Ganhar para elevar moral

É essa a melhor forma de esquecer derrota com a Bulgária

• Foto: David Martins

A derrota com a Bulgária, tão improvável quanto ilógica face à forma como a partida decorreu, não colocou em causa rigorosamente nada no que à preparação para a fase final do Europeu diz respeito. No entanto, tal como Fernando Santos disse no lançamento (e no final) desse embate, ganhar é sempre "prestigiante e motivador". Ora, é exatamente por isso, de modo a não correr o risco de se instalar no grupo – e junto dos adeptos – qualquer onda menos positiva, que será importante, na terça-feira, de novo em Leiria, ver Portugal regressar aos triunfos.

Ainda assim, é justo dizer, pelo que foi possível observar nos 15 minutos abertos aos jornalistas do treino matinal de ontem, o desaire com os búlgaros não deixou marcas no grupo.
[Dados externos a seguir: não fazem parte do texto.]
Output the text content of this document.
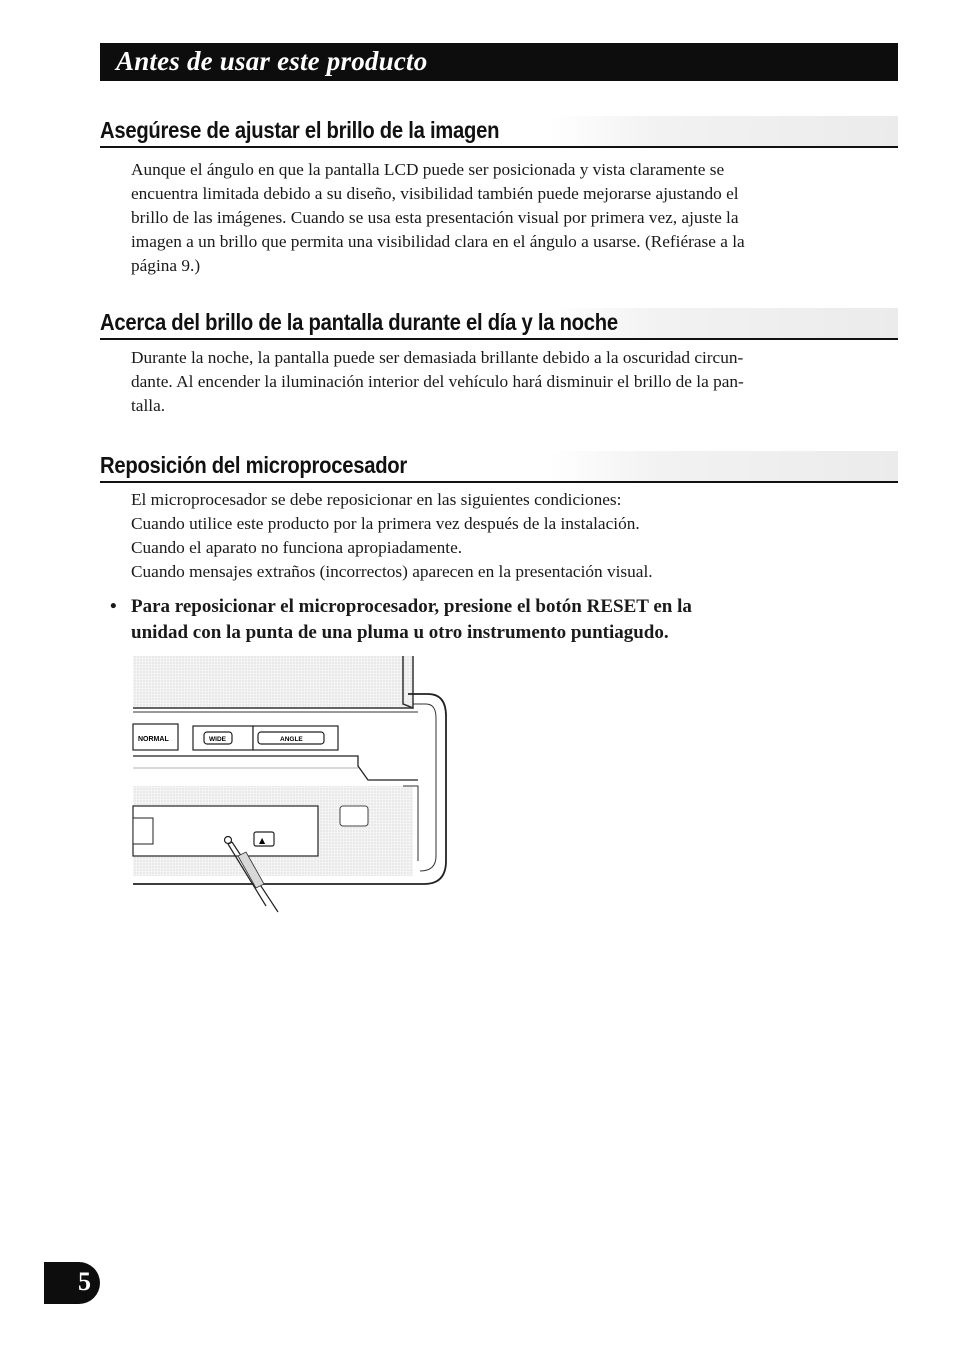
Antes de usar este producto
Asegúrese de ajustar el brillo de la imagen

Aunque el ángulo en que la pantalla LCD puede ser posicionada y vista claramente se
encuentra limitada debido a su diseño, visibilidad también puede mejorarse ajustando el
brillo de las imágenes. Cuando se usa esta presentación visual por primera vez, ajuste la
imagen a un brillo que permita una visibilidad clara en el ángulo a usarse. (Refiérase a la
página 9.)

Acerca del brillo de la pantalla durante el día y la noche

Durante la noche, la pantalla puede ser demasiada brillante debido a la oscuridad circun-
dante. Al encender la iluminación interior del vehículo hará disminuir el brillo de la pan-
talla.

Reposición del microprocesador

El microprocesador se debe reposicionar en las siguientes condiciones:
Cuando utilice este producto por la primera vez después de la instalación.
Cuando el aparato no funciona apropiadamente.
Cuando mensajes extraños (incorrectos) aparecen en la presentación visual.

• Para reposicionar el microprocesador, presione el botón RESET en la
unidad con la punta de una pluma u otro instrumento puntiagudo.
NORMAL	WIDE	ANGLE
▲
5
Os jogadores apresentaram-se descontraídos e sem exibir o ar de quem tinha – poucas horas antes – perdido um jogo. Afinal de contas foi só um particular e com um desfecho inesperado face ao desenrolar do encontro. Portugal criou jogo suficiente para merecer outro resultado. O treinador afirmou-o e os jogadores não têm dúvidas sobre isso.

O embate com a Bélgica, pelo menos teoricamente, será consideravelmente diferente do de sexta-feira. Essencialmente porque os belgas possuem – apesar de várias ausências devido a problemas físicos - um conjunto bem mais forte, conforme a liderança do ranking mundial atesta. Logo não se antevê uma partida praticamente de sentido único, com Portugal a ter de assumir todas as despesas. E, já se sabe, a Seleção sempre se deu melhor com espaço para soltar a criatividade dos seus artistas em detrimento dos duelos em que é obrigada a ‘furar’ esquemas de elevada incidência defensiva.

Alterações na calha

Sendo provável que Fernando Santos proceda a mexidas no onze (Rui Patrício e Danilo, pelo menos, devem ser titulares), parece provável que, de entrada, se mantenha a aposta na frente de ataque constituída por Ronaldo e Nani. Os dois jogadores conhecem-se muito bem, mas este modelo em que atuam lado a lado - ainda que com indicações para não ficarem presos à posição – carece de mais rotinas. Por isso, o Engenheiro tenderá a dar-lhe mais minutos.